Making is Connecting
David Gauntlett from the University of Westminster recently published a book called Making is Connecting. The video above is a presentation he gave on this same theme at the London School of Economics in January 2010.
The presentation highlights trends in creative thinking that spike (or re-spike depending on your interpretation) with the introduction/promise of new digital media. Gauntlett speaks to three things he means by the phrase “making is connecting” including the fact of making as the connection of things and materials to one another, making is connecting is often part of social exchange, and then also as we make and connect we “increase our engagement and interactions with our social and physical environments.”

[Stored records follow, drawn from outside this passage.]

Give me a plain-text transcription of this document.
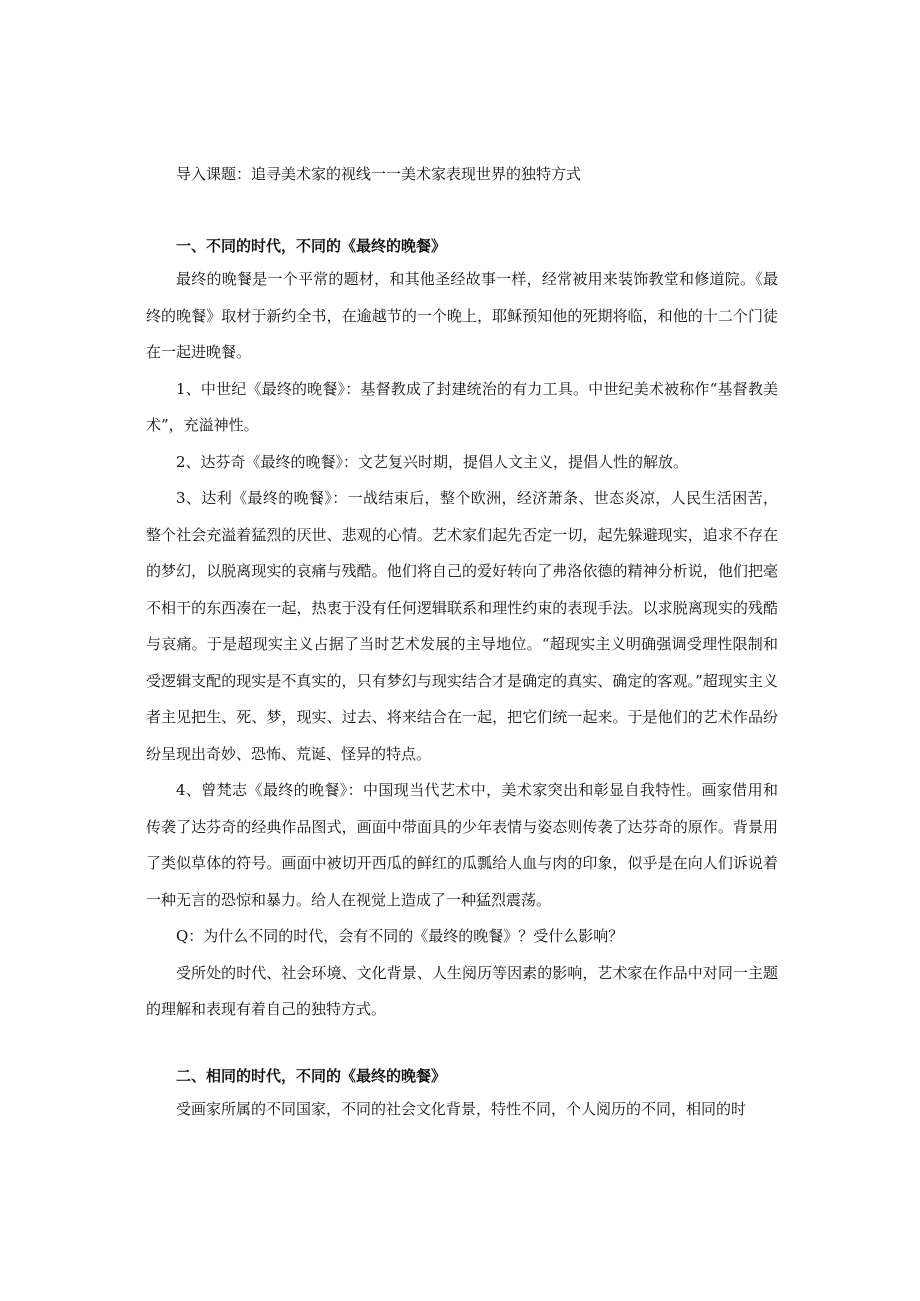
导入课题：追寻美术家的视线一一美术家表现世界的独特方式

一、不同的时代，不同的《最终的晚餐》

最终的晚餐是一个平常的题材，和其他圣经故事一样，经常被用来装饰教堂和修道院。《最终的晚餐》取材于新约全书，在逾越节的一个晚上，耶稣预知他的死期将临，和他的十二个门徒在一起进晚餐。

1、中世纪《最终的晚餐》：基督教成了封建统治的有力工具。中世纪美术被称作“基督教美术”，充溢神性。

2、达芬奇《最终的晚餐》：文艺复兴时期，提倡人文主义，提倡人性的解放。

3、达利《最终的晚餐》：一战结束后，整个欧洲，经济萧条、世态炎凉，人民生活困苦，整个社会充溢着猛烈的厌世、悲观的心情。艺术家们起先否定一切，起先躲避现实，追求不存在的梦幻，以脱离现实的哀痛与残酷。他们将自己的爱好转向了弗洛依德的精神分析说，他们把毫不相干的东西凑在一起，热衷于没有任何逻辑联系和理性约束的表现手法。以求脱离现实的残酷与哀痛。于是超现实主义占据了当时艺术发展的主导地位。“超现实主义明确强调受理性限制和受逻辑支配的现实是不真实的，只有梦幻与现实结合才是确定的真实、确定的客观。”超现实主义者主见把生、死、梦，现实、过去、将来结合在一起，把它们统一起来。于是他们的艺术作品纷纷呈现出奇妙、恐怖、荒诞、怪异的特点。

4、曾梵志《最终的晚餐》：中国现当代艺术中，美术家突出和彰显自我特性。画家借用和传袭了达芬奇的经典作品图式，画面中带面具的少年表情与姿态则传袭了达芬奇的原作。背景用了类似草体的符号。画面中被切开西瓜的鲜红的瓜瓢给人血与肉的印象，似乎是在向人们诉说着一种无言的恐惊和暴力。给人在视觉上造成了一种猛烈震荡。

Q：为什么不同的时代，会有不同的《最终的晚餐》？受什么影响？

受所处的时代、社会环境、文化背景、人生阅历等因素的影响，艺术家在作品中对同一主题的理解和表现有着自己的独特方式。

二、相同的时代，不同的《最终的晚餐》

受画家所属的不同国家，不同的社会文化背景，特性不同，个人阅历的不同，相同的时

Referring to William Morris and Ivan Illich (of the 19th and 20th centuries) Gauntlett bring us back to these two philosophers who were in the midst of their own similar but different moments of social upheaval and change. Their important reflections on the use and mastery of tools as the means of investing the world with our own meaning and the beauty of creating on the human scale are important reminders for us today as the digital world around us continues to evolve.
Gauntlett also makes connections to the principles of web 2.0 that we can see often enacted through the use of social media and create and compose with many of the making activities that we see in the physical world like guerrilla gardening. These are principles that enrich a spirit of “everyday creativity” that he shares as the “core” (pun intended) to meaning-making, happiness, social action, community and thinking.